N30 billion in monthly electricity subsidies will stop next year – Osinbajo

The Federal Government will stop paying most of its electricity subsidy payments next year, which are expected to be around N30 billion per month.

Vice President Yemi Osinbajo said the government anticipated the electricity sector to earn money from the power sector market at the 14th Nigerian Association for Energy Economics/IAEE conference in Abuja yesterday.

The conference’s theme is “Strategic responses of the energy sector to the consequences of COVID-19 on African economies.”

Prof. Osinbajo, who was represented by Engr. Ahmad Zakari, Special Assistant to the President on Facilities, stated that the government would invest over $3 billion in transmission and distribution infrastructure in the coming years.

He explained that President Muhammadu Buhari’s administration’s efforts to restructure the energy sector would ensure that it continues to play an important role in the country’s social and economic development.

“Electricity tariff reforms with service-based tariffs increased electricity sector collections by 63%, enhancing revenue assurance for gas producers and stabilizing the value chain,” he stated.

“From next year, it is expected that all power market earnings will be received from the market with low subsidies, as metering reforms and DISCO efficiency continue to improve.

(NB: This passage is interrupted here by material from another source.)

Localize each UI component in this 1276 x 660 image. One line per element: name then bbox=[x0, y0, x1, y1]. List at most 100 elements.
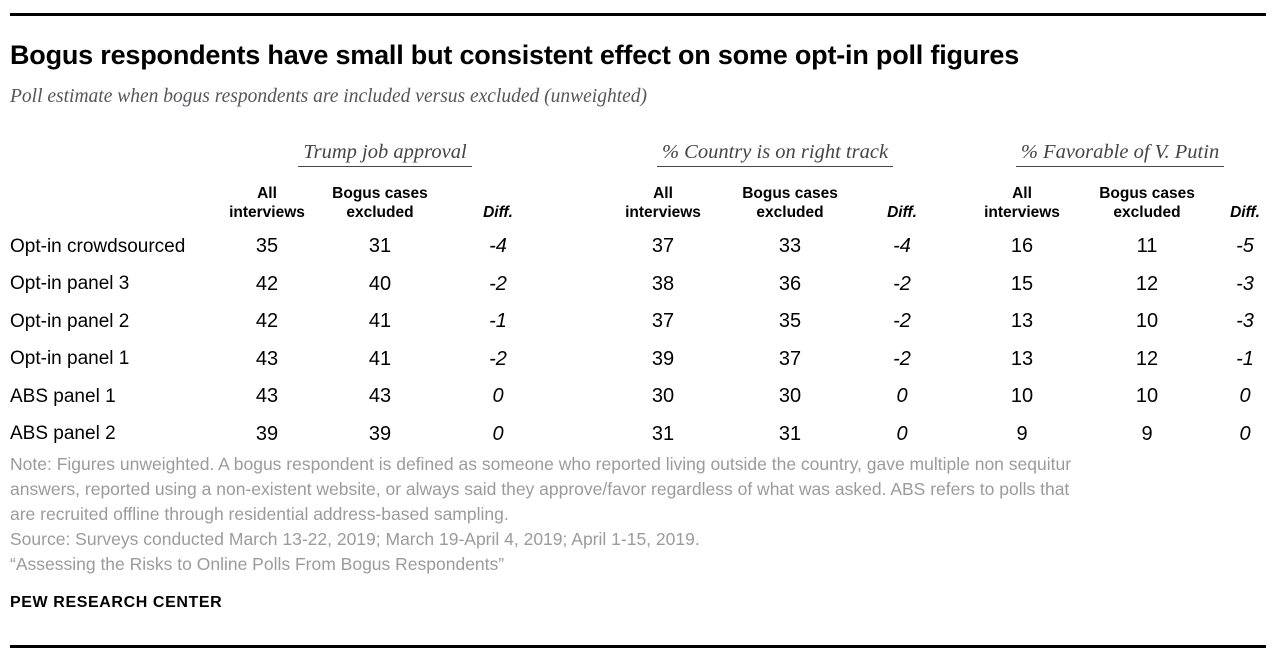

“Through the involvement of the Central Bank of Nigeria, Siemens collaboration, World Bank and Africa Development Bank, and others, over $3 billion will be invested in transmission and distribution, putting us on the path to achieving 10 gigawatts.”

He stated that as the electricity industry stabilized, more power was required to serve the country’s enormous population.

“That is why, in order to meet our current and future needs, this administration continues to invest in generation,” he stated.

Osinbajo challenged the attendees to come up with answers to the country’s significant energy concerns, including the COVID-19 pandemic and the energy transformation.

Earlier in his remarks, Chief Timipre Sylva, Minister of State for Petroleum Resources, noted that the COVID-19, which caught the globe off guard in 2020, had a significant influence on the oil sector.

Prof. Yinka Omorogbe, President of NAEE, warned that the energy revolution and push toward net zero carbon were genuine, and that Nigeria needed to take steps to catch up with the global trend.

“For some, change entails a shift away from the comforting familiar and toward scary vistas marked by uncertainty.

“However, a careful examination of this season will reveal that it is a time when change cannot be halted or hijacked, and that those who can adapt will be the ones who survive. For the time being, it is here to stay.

“For African countries that face a lack of access to modern energy services and have no choice but to expand their energy businesses, this poses a fascinating and, to me, thrilling challenge.

“Coal, bitumen, crude oil, natural gas, solar energy, wind, tidal and wave energy, geothermal energy, and other energy resources abound in Africa. The continent is fortunate. Unfortunately, these resources have not yet been fully utilized to their full potential for the benefit of the people.

“Unfortunately, Nigeria has not only come to epitomize the paradox of poverty in the face of plenty in the energy sector, but it also has the strange revenue-draining paradox of being both a major exporter of crude oil and a major importer of subsidized petroleum products at a cost that the country cannot afford,” Mrs Omorogbe said.

In his remarks, Engr. Bello Gusau, Executive Secretary of the Petroleum Technology Development Fund, PTDF, highlighted that the COVID-19 pandemic had had a significant impact on African economies, particularly those that rely on crude oil exports.

“In Nigeria, where the oil sector provides for half of government revenue and 90% of foreign exchange profits, GDP growth for oil has not been recovering as predicted, a trend that could have severe consequences for rapid economic recovery in the post-COVID-19 era,” he added.